1. **Configuration File**: Edit `llm-docs.conf` to set system-wide defaults
2. **Environment Variables**: Set variables in your environment or in a `.env` file
3. **Programmatic Configuration**: Pass configuration directly when creating components

#### Configuration File Example

```ini
[database]
url = sqlite+aiosqlite:///llm_docs.db

[llm.default]
provider = anthropic
model = claude-3-7-sonnet-20250219
max_tokens = 4000
temperature = 0.1

[llm.distillation]
provider = openai
model = gpt-4o
max_tokens = 4000
temperature = 0.1
```

#### Environment File Example

```ini
# API Keys
ANTHROPIC_API_KEY=your_anthropic_api_key_here
OPENAI_API_KEY=your_openai_api_key_here

# Configuration
LLM_DOCS__LLM__DEFAULT__PROVIDER=anthropic
LLM_DOCS__LLM__DEFAULT__MODEL=claude-3-7-sonnet-20250219
LLM_DOCS__LLM__DISTILLATION__PROVIDER=openai
LLM_DOCS__LLM__DISTILLATION__MODEL=gpt-4o
```

### LLM Provider Configuration

LLM Docs now supports multiple LLM providers through the aisuite library.
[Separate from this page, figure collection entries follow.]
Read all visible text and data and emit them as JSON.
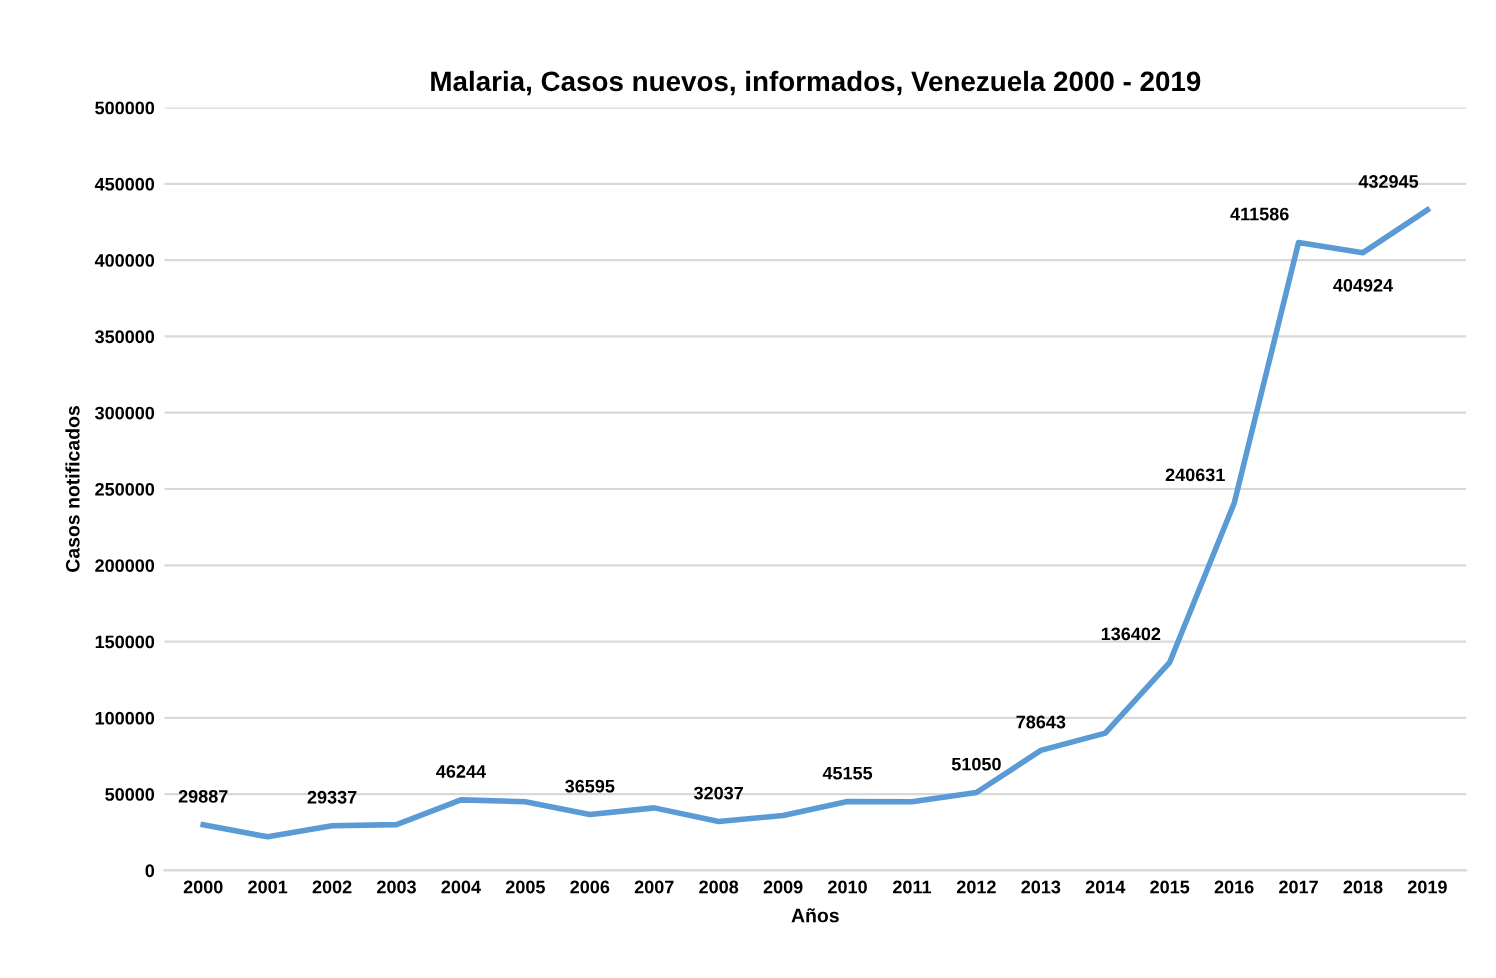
{
  "chart_data": {
    "type": "line",
    "title": "Malaria, Casos nuevos, informados, Venezuela 2000 - 2019",
    "xlabel": "Años",
    "ylabel": "Casos notificados",
    "categories": [
      "2000",
      "2001",
      "2002",
      "2003",
      "2004",
      "2005",
      "2006",
      "2007",
      "2008",
      "2009",
      "2010",
      "2011",
      "2012",
      "2013",
      "2014",
      "2015",
      "2016",
      "2017",
      "2018",
      "2019"
    ],
    "series": [
      {
        "color": "#5b9bd5",
        "values": [
          29887,
          22000,
          29337,
          30000,
          46244,
          45000,
          36595,
          41000,
          32037,
          36000,
          45155,
          45000,
          51050,
          78643,
          90000,
          136402,
          240631,
          411586,
          404924,
          432945
        ],
        "value_labels": [
          "29887",
          null,
          "29337",
          null,
          "46244",
          null,
          "36595",
          null,
          "32037",
          null,
          "45155",
          null,
          "51050",
          "78643",
          null,
          "136402",
          "240631",
          "411586",
          "404924",
          "432945"
        ]
      }
    ],
    "ylim": [
      0,
      500000
    ],
    "yticks": [
      0,
      50000,
      100000,
      150000,
      200000,
      250000,
      300000,
      350000,
      400000,
      450000,
      500000
    ],
    "grid": "y"
  }
}
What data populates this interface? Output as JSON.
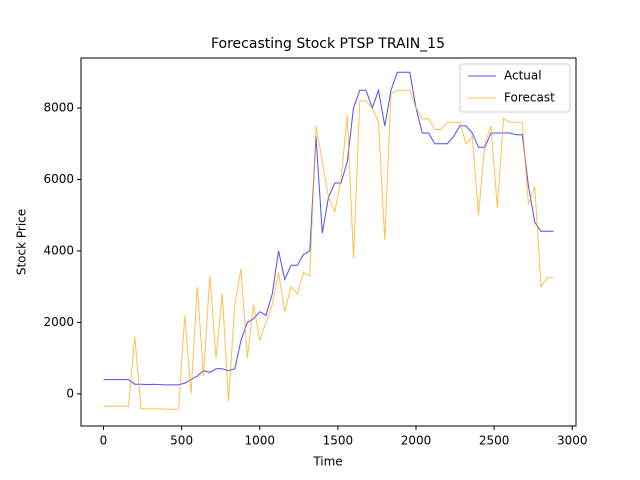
{
  "chart_data": {
    "type": "line",
    "title": "Forecasting Stock PTSP TRAIN_15",
    "x_label": "Time",
    "y_label": "Stock Price",
    "x": [
      0,
      40,
      80,
      120,
      160,
      200,
      240,
      280,
      320,
      360,
      400,
      440,
      480,
      520,
      560,
      600,
      640,
      680,
      720,
      760,
      800,
      840,
      880,
      920,
      960,
      1000,
      1040,
      1080,
      1120,
      1160,
      1200,
      1240,
      1280,
      1320,
      1360,
      1400,
      1440,
      1480,
      1520,
      1560,
      1600,
      1640,
      1680,
      1720,
      1760,
      1800,
      1840,
      1880,
      1920,
      1960,
      2000,
      2040,
      2080,
      2120,
      2160,
      2200,
      2240,
      2280,
      2320,
      2360,
      2400,
      2440,
      2480,
      2520,
      2560,
      2600,
      2640,
      2680,
      2720,
      2760,
      2800,
      2840,
      2880
    ],
    "series": [
      {
        "name": "Actual",
        "color": "#0000ff",
        "values": [
          400,
          400,
          400,
          400,
          400,
          270,
          270,
          260,
          270,
          260,
          250,
          250,
          250,
          300,
          400,
          500,
          650,
          600,
          700,
          700,
          650,
          700,
          1500,
          2000,
          2100,
          2300,
          2200,
          2800,
          4000,
          3200,
          3600,
          3600,
          3900,
          4000,
          7200,
          4500,
          5500,
          5900,
          5900,
          6500,
          8000,
          8500,
          8500,
          8000,
          8500,
          7500,
          8500,
          9000,
          9000,
          9000,
          8000,
          7300,
          7300,
          7000,
          7000,
          7000,
          7200,
          7500,
          7500,
          7300,
          6900,
          6900,
          7300,
          7300,
          7300,
          7300,
          7250,
          7250,
          5800,
          4800,
          4550,
          4550,
          4550
        ]
      },
      {
        "name": "Forecast",
        "color": "#ffa500",
        "values": [
          -350,
          -350,
          -350,
          -350,
          -350,
          1600,
          -420,
          -420,
          -420,
          -420,
          -430,
          -430,
          -430,
          2200,
          0,
          3000,
          500,
          3300,
          1000,
          2800,
          -200,
          2500,
          3500,
          1000,
          2500,
          1500,
          2000,
          2500,
          3400,
          2300,
          3000,
          2800,
          3400,
          3300,
          7500,
          6500,
          5500,
          5100,
          6000,
          7800,
          3800,
          8200,
          8200,
          8000,
          7600,
          4300,
          8400,
          8500,
          8500,
          8500,
          8000,
          7700,
          7700,
          7400,
          7400,
          7600,
          7600,
          7600,
          7000,
          7200,
          5000,
          7000,
          7500,
          5200,
          7700,
          7600,
          7600,
          7600,
          5300,
          5800,
          3000,
          3250,
          3250
        ]
      }
    ],
    "xlim": [
      -144,
      3024
    ],
    "ylim": [
      -900,
      9400
    ],
    "xticks": [
      0,
      500,
      1000,
      1500,
      2000,
      2500,
      3000
    ],
    "yticks": [
      0,
      2000,
      4000,
      6000,
      8000
    ],
    "legend": "upper right"
  }
}
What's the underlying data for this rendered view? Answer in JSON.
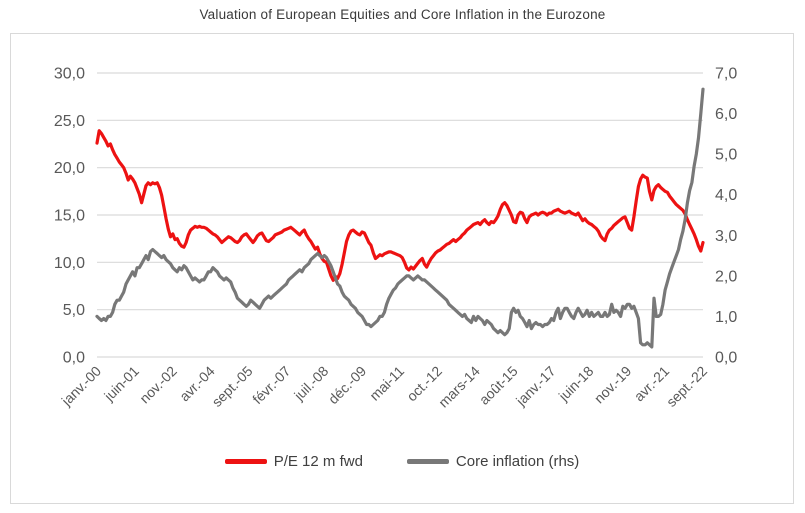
{
  "title": "Valuation of European Equities and Core Inflation in the Eurozone",
  "colors": {
    "pe_line": "#ed1212",
    "core_line": "#787878",
    "grid": "#d9d9d9",
    "axis_text": "#595959",
    "title_text": "#3a3a3a",
    "legend_text": "#404040",
    "box_border": "#d9d9d9"
  },
  "chart_data": {
    "type": "line",
    "title": "Valuation of European Equities and Core Inflation in the Eurozone",
    "x_unit": "monthly, janv.-00 to sept.-22",
    "x_tick_labels": [
      "janv.-00",
      "juin-01",
      "nov.-02",
      "avr.-04",
      "sept.-05",
      "févr.-07",
      "juil.-08",
      "déc.-09",
      "mai-11",
      "oct.-12",
      "mars-14",
      "août-15",
      "janv.-17",
      "juin-18",
      "nov.-19",
      "avr.-21",
      "sept.-22"
    ],
    "x_tick_interval_months": 17,
    "left_axis": {
      "tick_labels": [
        "0,0",
        "5,0",
        "10,0",
        "15,0",
        "20,0",
        "25,0",
        "30,0"
      ],
      "tick_values": [
        0,
        5,
        10,
        15,
        20,
        25,
        30
      ],
      "range": [
        0,
        30
      ]
    },
    "right_axis": {
      "tick_labels": [
        "0,0",
        "1,0",
        "2,0",
        "3,0",
        "4,0",
        "5,0",
        "6,0",
        "7,0"
      ],
      "tick_values": [
        0,
        1,
        2,
        3,
        4,
        5,
        6,
        7
      ],
      "range": [
        0,
        7
      ]
    },
    "grid": "horizontal-only",
    "legend_position": "bottom-center",
    "series": [
      {
        "name": "P/E 12 m fwd",
        "axis": "left",
        "color": "#ed1212",
        "values": [
          22.6,
          23.9,
          23.6,
          23.2,
          22.8,
          22.3,
          22.5,
          21.9,
          21.4,
          21.0,
          20.6,
          20.3,
          20.0,
          19.4,
          18.7,
          19.1,
          18.8,
          18.4,
          17.8,
          17.2,
          16.3,
          17.2,
          18.1,
          18.4,
          18.2,
          18.4,
          18.3,
          18.4,
          17.9,
          17.1,
          15.9,
          14.6,
          13.5,
          12.7,
          13.0,
          12.4,
          12.5,
          12.0,
          11.7,
          11.6,
          12.1,
          12.9,
          13.4,
          13.6,
          13.8,
          13.7,
          13.8,
          13.7,
          13.7,
          13.6,
          13.4,
          13.2,
          13.0,
          12.9,
          12.7,
          12.4,
          12.1,
          12.3,
          12.5,
          12.7,
          12.6,
          12.4,
          12.2,
          12.1,
          12.3,
          12.7,
          12.9,
          13.0,
          12.7,
          12.4,
          12.1,
          12.4,
          12.8,
          13.0,
          13.1,
          12.7,
          12.3,
          12.2,
          12.4,
          12.6,
          12.9,
          13.0,
          13.1,
          13.2,
          13.4,
          13.5,
          13.6,
          13.7,
          13.5,
          13.3,
          13.1,
          12.9,
          13.2,
          13.4,
          12.9,
          12.5,
          12.2,
          11.8,
          11.4,
          11.6,
          10.9,
          10.4,
          10.1,
          10.0,
          9.3,
          8.6,
          8.1,
          8.5,
          8.3,
          8.8,
          9.8,
          11.0,
          12.2,
          12.9,
          13.3,
          13.4,
          13.2,
          13.0,
          12.9,
          13.2,
          13.1,
          12.6,
          12.1,
          11.8,
          11.0,
          10.4,
          10.6,
          10.8,
          10.7,
          10.9,
          11.0,
          11.1,
          11.1,
          11.0,
          10.9,
          10.8,
          10.7,
          10.5,
          10.0,
          9.4,
          9.2,
          9.5,
          9.3,
          9.6,
          9.9,
          10.2,
          10.4,
          9.8,
          9.5,
          10.0,
          10.4,
          10.7,
          11.0,
          11.2,
          11.3,
          11.5,
          11.7,
          11.9,
          12.0,
          12.2,
          12.4,
          12.2,
          12.4,
          12.6,
          12.9,
          13.1,
          13.4,
          13.6,
          13.8,
          14.0,
          14.1,
          14.2,
          14.0,
          14.3,
          14.5,
          14.2,
          14.0,
          14.3,
          14.2,
          14.5,
          14.9,
          15.6,
          16.1,
          16.3,
          16.0,
          15.5,
          15.0,
          14.3,
          14.2,
          15.0,
          15.3,
          15.2,
          14.6,
          14.2,
          14.8,
          15.0,
          15.1,
          15.2,
          15.0,
          15.2,
          15.3,
          15.2,
          15.0,
          15.2,
          15.2,
          15.4,
          15.5,
          15.6,
          15.4,
          15.3,
          15.2,
          15.3,
          15.4,
          15.2,
          15.1,
          15.0,
          15.2,
          14.8,
          14.4,
          14.6,
          14.3,
          14.1,
          14.0,
          13.8,
          13.6,
          13.3,
          12.8,
          12.5,
          12.3,
          13.0,
          13.4,
          13.6,
          13.9,
          14.1,
          14.3,
          14.5,
          14.7,
          14.8,
          14.2,
          13.6,
          13.4,
          14.8,
          16.5,
          18.0,
          18.8,
          19.2,
          19.0,
          18.9,
          17.5,
          16.6,
          17.6,
          18.0,
          18.2,
          17.9,
          17.7,
          17.5,
          17.4,
          17.0,
          16.7,
          16.4,
          16.1,
          15.9,
          15.7,
          15.5,
          15.1,
          14.5,
          14.0,
          13.5,
          13.0,
          12.4,
          11.7,
          11.2,
          12.1
        ]
      },
      {
        "name": "Core inflation (rhs)",
        "axis": "right",
        "color": "#787878",
        "values": [
          1.0,
          0.95,
          0.9,
          0.95,
          0.9,
          1.0,
          1.0,
          1.1,
          1.3,
          1.4,
          1.4,
          1.5,
          1.6,
          1.8,
          1.9,
          2.0,
          2.1,
          2.0,
          2.2,
          2.2,
          2.3,
          2.4,
          2.5,
          2.4,
          2.6,
          2.65,
          2.6,
          2.55,
          2.5,
          2.45,
          2.5,
          2.4,
          2.35,
          2.3,
          2.2,
          2.15,
          2.1,
          2.2,
          2.15,
          2.25,
          2.2,
          2.1,
          2.0,
          1.9,
          1.95,
          1.9,
          1.85,
          1.9,
          1.9,
          2.0,
          2.1,
          2.1,
          2.2,
          2.15,
          2.1,
          2.0,
          1.95,
          1.9,
          1.95,
          1.9,
          1.85,
          1.7,
          1.6,
          1.45,
          1.4,
          1.35,
          1.3,
          1.25,
          1.3,
          1.4,
          1.35,
          1.3,
          1.25,
          1.2,
          1.3,
          1.4,
          1.45,
          1.5,
          1.45,
          1.5,
          1.55,
          1.6,
          1.65,
          1.7,
          1.75,
          1.8,
          1.9,
          1.95,
          2.0,
          2.05,
          2.1,
          2.15,
          2.1,
          2.2,
          2.25,
          2.3,
          2.4,
          2.45,
          2.5,
          2.55,
          2.5,
          2.45,
          2.5,
          2.45,
          2.35,
          2.25,
          2.1,
          1.95,
          1.8,
          1.75,
          1.6,
          1.5,
          1.45,
          1.4,
          1.3,
          1.25,
          1.2,
          1.1,
          1.05,
          1.0,
          0.9,
          0.8,
          0.8,
          0.75,
          0.8,
          0.85,
          0.9,
          1.0,
          1.0,
          1.1,
          1.3,
          1.45,
          1.55,
          1.65,
          1.7,
          1.8,
          1.85,
          1.9,
          1.95,
          2.0,
          2.0,
          1.95,
          1.9,
          1.95,
          2.0,
          1.95,
          1.9,
          1.9,
          1.85,
          1.8,
          1.75,
          1.7,
          1.65,
          1.6,
          1.55,
          1.5,
          1.45,
          1.4,
          1.3,
          1.25,
          1.2,
          1.15,
          1.1,
          1.05,
          1.0,
          1.05,
          0.95,
          0.9,
          0.85,
          1.0,
          0.9,
          1.0,
          0.95,
          0.9,
          0.8,
          0.9,
          0.85,
          0.8,
          0.7,
          0.65,
          0.6,
          0.65,
          0.6,
          0.55,
          0.6,
          0.7,
          1.1,
          1.2,
          1.1,
          1.15,
          1.0,
          0.95,
          0.85,
          0.75,
          0.9,
          0.7,
          0.8,
          0.85,
          0.8,
          0.8,
          0.75,
          0.8,
          0.8,
          0.85,
          0.95,
          0.9,
          1.1,
          1.2,
          0.95,
          1.1,
          1.2,
          1.2,
          1.1,
          1.0,
          0.95,
          1.1,
          1.2,
          1.1,
          1.0,
          1.05,
          1.15,
          1.0,
          1.1,
          1.0,
          1.05,
          1.1,
          1.0,
          1.0,
          1.1,
          1.0,
          1.05,
          1.3,
          1.1,
          1.15,
          1.1,
          1.0,
          1.25,
          1.2,
          1.3,
          1.3,
          1.2,
          1.25,
          1.1,
          0.95,
          0.35,
          0.3,
          0.3,
          0.35,
          0.3,
          0.25,
          1.45,
          1.0,
          1.0,
          1.05,
          1.3,
          1.65,
          1.85,
          2.05,
          2.2,
          2.35,
          2.5,
          2.65,
          2.9,
          3.1,
          3.4,
          3.8,
          4.1,
          4.3,
          4.7,
          5.0,
          5.4,
          6.0,
          6.6
        ]
      }
    ],
    "legend": [
      "P/E 12 m fwd",
      "Core inflation (rhs)"
    ]
  }
}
You can configure different providers for different parts of the system:

- **Default Provider**: Used if no specific provider is configured for a component
- **Distillation Provider**: Used specifically for distilling documentation
- **Browser Exploration Provider**: Used for browser automation tasks
- **Documentation Extraction Provider**: Used for extracting and processing documentation

Supported providers include:
- Anthropic (Claude models)
- OpenAI (GPT models)
- Google (Gemini models)
- Mistral
- Azure OpenAI
- Groq
- Sambanova
- Watsonx
- Huggingface
- Ollama

To use a provider, you'll need to set the appropriate API key in your `.env` file or environment variables, and specify the provider and model in your configuration.

## System Components

### Package Discovery (`discovery.py`)

The discovery module is responsible for finding the most popular Python packages to process:

- Uses browser automation to extract package ranking information
- Implements multiple data source strategies with fallbacks
- Stores package metadata and download statistics in a database
- Prioritizes packages based on their popularity
- Manages a processing queue for systematic documentation extraction

### Documentation Extraction (`extractor.py`)

The extraction module handles all aspects of collecting and processing package documentation:

- Automatically locates documentation sites using multiple strategies
- Maps documentation site structure to find all relevant pages
- Extracts content while filtering out navigation, headers, footers, etc.
- Converts HTML to Markdown with proper formatting
- Combines multiple pages into a single comprehensive document

### Documentation Distillation (`distiller.py`)

The distillation module uses specialized templates to guide LLMs in condensing documentation:

- Provides specific instructions for different documentation types
- Handles documentation in manageable chunks to work within LLM context limits
- Ensures technical accuracy while removing verbosity and redundancy
- Maintains a consistent structure throughout the distilled output
- Supports multiple LLM providers through a unified interface

## License

This project is licensed under the MIT License - see the LICENSE file for details.

---

**Note**: This project is designed to be fully automated and generic, requiring no package-specific implementations. The entire pipeline from discovery to distillation is built to work with any Python package's documentation in a standardized way.